PI: Michelle Biros, M.D. - Research Director, Department of Emergency Medicine
Overview: Simulation Simulation is considered to be the optimal method of training healthcare professionals. It is superior to traditional clinical education for clinical skill acquisition, reduces patient harm and improves quality of care (1,2). During this time of sequestration and social distancing students are being robbed of the precious little time they are alloted to learn clinical caregiving. To fill the gap within the Emergency Medicine curriculum, we purpose providing 10 virtual simulation scenarios for every student rotating through Part A & B of EMMD7500. Using a program from the international company, Oxford Medical Simulation, students will be introduced to the virtual format by working through several scenarios, facilitated by an EM sr.resident or faculty. Students will then be directed to work through the remaining 8 scenarios individually, (as many times as they want) as they complete Parts A & B of the rotation. Feedback and debriefing are an essential component of this program. Students will have access to these scenarios for the remainder of the year and will be encouraged to return to these scenarios for practice. The data collection and assessment portion of this program will facilitate tracking of students' progression through the graduation competencies. The program has been validated. 1. Joint Virtual Reality Conference of EGVE - ICAT - EuroVR (2009) M. Hirose, D. Schmalstieg, C. A. Wingrave, and K. Nishimura (Editors) 2. Cheng A, et al. on behalf of the AHA Education Science and Programs Committee, Resuscitation education science: educational strategies to improve outcomes from cardiac arrest: a scientific statement from the American Heart Association. Circulation. 2018;138:e82–e122. DOI: 10.1161/CIR.0000000000000583
Budget: 10000 - We estimate 220 students (this number includes the LIS students who participate in some aspects of EMMD7500) will attend EMMD7500 through the 2020-2021 school year. The Total $40,920.00, paid by the department of EM will be offset by the $10,000 grant. The money will be spent totally on the subscription. Additional cost such as facilitator fees and administrative cost will be absorbed by the Department of Emergency Medicine.

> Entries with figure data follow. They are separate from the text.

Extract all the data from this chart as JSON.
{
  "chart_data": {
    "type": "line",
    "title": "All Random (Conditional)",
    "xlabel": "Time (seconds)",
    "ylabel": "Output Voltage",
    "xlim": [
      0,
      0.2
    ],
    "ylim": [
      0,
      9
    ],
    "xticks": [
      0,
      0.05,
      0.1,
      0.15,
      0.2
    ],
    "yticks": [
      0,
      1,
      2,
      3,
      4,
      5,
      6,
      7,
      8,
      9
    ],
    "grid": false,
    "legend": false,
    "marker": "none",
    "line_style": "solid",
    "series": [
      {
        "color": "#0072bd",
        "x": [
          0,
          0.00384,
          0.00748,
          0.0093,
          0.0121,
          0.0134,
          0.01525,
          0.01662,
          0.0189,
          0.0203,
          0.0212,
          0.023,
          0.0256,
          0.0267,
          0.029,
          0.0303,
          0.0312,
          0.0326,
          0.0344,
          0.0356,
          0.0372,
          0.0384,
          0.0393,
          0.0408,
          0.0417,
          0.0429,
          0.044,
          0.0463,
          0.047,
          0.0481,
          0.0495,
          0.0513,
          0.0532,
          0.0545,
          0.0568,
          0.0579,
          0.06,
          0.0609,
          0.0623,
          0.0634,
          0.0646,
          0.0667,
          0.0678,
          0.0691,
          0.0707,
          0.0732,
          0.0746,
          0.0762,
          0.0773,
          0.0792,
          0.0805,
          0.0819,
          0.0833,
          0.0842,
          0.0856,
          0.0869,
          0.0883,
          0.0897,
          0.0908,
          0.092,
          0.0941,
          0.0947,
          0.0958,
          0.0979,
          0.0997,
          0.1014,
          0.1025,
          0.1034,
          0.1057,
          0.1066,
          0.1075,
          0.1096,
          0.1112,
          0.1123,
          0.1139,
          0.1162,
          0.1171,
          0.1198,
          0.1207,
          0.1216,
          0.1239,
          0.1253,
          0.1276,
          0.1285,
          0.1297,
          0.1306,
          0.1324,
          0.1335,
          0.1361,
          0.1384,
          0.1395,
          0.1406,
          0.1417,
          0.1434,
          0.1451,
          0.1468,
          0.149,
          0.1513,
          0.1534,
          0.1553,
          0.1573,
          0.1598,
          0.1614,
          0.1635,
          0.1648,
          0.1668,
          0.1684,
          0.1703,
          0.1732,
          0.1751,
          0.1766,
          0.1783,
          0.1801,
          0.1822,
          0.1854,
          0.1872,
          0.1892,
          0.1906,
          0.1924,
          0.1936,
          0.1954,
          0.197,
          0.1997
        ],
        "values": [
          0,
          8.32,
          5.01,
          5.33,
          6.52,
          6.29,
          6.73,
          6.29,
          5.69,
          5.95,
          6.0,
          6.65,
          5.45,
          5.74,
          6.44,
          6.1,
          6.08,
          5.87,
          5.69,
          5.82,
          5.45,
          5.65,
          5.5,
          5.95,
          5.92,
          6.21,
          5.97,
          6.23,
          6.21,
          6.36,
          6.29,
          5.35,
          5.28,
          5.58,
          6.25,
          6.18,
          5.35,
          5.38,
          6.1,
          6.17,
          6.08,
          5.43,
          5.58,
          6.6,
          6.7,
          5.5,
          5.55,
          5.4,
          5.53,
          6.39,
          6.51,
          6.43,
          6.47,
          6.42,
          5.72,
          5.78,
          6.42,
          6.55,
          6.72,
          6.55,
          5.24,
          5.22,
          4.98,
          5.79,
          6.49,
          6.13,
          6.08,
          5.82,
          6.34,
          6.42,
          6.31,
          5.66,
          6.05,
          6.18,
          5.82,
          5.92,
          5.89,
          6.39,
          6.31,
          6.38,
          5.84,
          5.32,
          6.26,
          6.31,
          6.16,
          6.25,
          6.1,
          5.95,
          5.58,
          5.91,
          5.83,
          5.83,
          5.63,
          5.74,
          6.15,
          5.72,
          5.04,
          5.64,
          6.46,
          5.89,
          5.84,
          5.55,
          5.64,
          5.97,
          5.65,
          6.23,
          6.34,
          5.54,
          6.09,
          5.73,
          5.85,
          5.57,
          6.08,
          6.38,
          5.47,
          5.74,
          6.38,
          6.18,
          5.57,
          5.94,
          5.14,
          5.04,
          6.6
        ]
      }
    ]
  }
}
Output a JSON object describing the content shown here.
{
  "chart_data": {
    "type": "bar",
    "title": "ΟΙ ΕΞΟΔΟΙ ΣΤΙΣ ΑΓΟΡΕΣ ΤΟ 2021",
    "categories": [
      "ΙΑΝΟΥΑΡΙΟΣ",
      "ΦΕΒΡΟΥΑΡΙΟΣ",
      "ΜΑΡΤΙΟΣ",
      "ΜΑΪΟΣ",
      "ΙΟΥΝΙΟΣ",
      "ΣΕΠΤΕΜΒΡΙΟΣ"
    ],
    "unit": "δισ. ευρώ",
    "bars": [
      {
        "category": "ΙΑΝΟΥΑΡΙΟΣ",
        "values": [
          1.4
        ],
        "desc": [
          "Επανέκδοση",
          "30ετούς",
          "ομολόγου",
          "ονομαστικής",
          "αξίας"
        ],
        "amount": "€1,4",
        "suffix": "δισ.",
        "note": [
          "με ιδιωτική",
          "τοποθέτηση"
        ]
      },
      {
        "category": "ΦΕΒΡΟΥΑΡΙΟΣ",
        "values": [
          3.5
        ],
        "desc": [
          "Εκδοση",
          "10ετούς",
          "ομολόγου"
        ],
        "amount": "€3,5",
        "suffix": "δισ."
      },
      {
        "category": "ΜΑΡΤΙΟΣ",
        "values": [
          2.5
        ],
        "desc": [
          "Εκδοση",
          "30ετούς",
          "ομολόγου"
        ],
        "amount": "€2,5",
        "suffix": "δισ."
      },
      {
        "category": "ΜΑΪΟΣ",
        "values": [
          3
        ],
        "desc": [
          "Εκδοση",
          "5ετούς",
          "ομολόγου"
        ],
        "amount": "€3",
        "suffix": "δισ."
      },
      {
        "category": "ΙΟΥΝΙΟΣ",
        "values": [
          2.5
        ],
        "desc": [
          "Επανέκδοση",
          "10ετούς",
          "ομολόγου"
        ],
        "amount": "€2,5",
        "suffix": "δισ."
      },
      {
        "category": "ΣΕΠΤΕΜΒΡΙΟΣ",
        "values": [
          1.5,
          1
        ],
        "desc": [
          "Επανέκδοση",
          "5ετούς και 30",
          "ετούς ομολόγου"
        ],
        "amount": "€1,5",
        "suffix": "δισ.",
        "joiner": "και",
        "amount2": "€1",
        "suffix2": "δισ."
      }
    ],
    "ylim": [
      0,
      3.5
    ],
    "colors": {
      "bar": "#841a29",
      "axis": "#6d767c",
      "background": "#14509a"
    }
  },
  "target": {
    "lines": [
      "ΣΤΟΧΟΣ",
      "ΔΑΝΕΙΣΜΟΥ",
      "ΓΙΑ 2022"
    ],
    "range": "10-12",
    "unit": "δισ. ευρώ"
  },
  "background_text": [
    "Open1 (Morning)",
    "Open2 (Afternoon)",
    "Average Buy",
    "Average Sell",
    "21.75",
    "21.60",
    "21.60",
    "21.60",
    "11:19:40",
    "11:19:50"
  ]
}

This project is supported by the UMN COVID-19 Medical Education Innovation Grants, which support full-time faculty (educators, investigators or clinical) or P&A educators at the University of Minnesota Medical School to develop education (basic science or clinical) and simulation projects related to COVID-19, more general pandemic-related knowledge and skills, or professional development activities that would be possible during this time of shelter at home.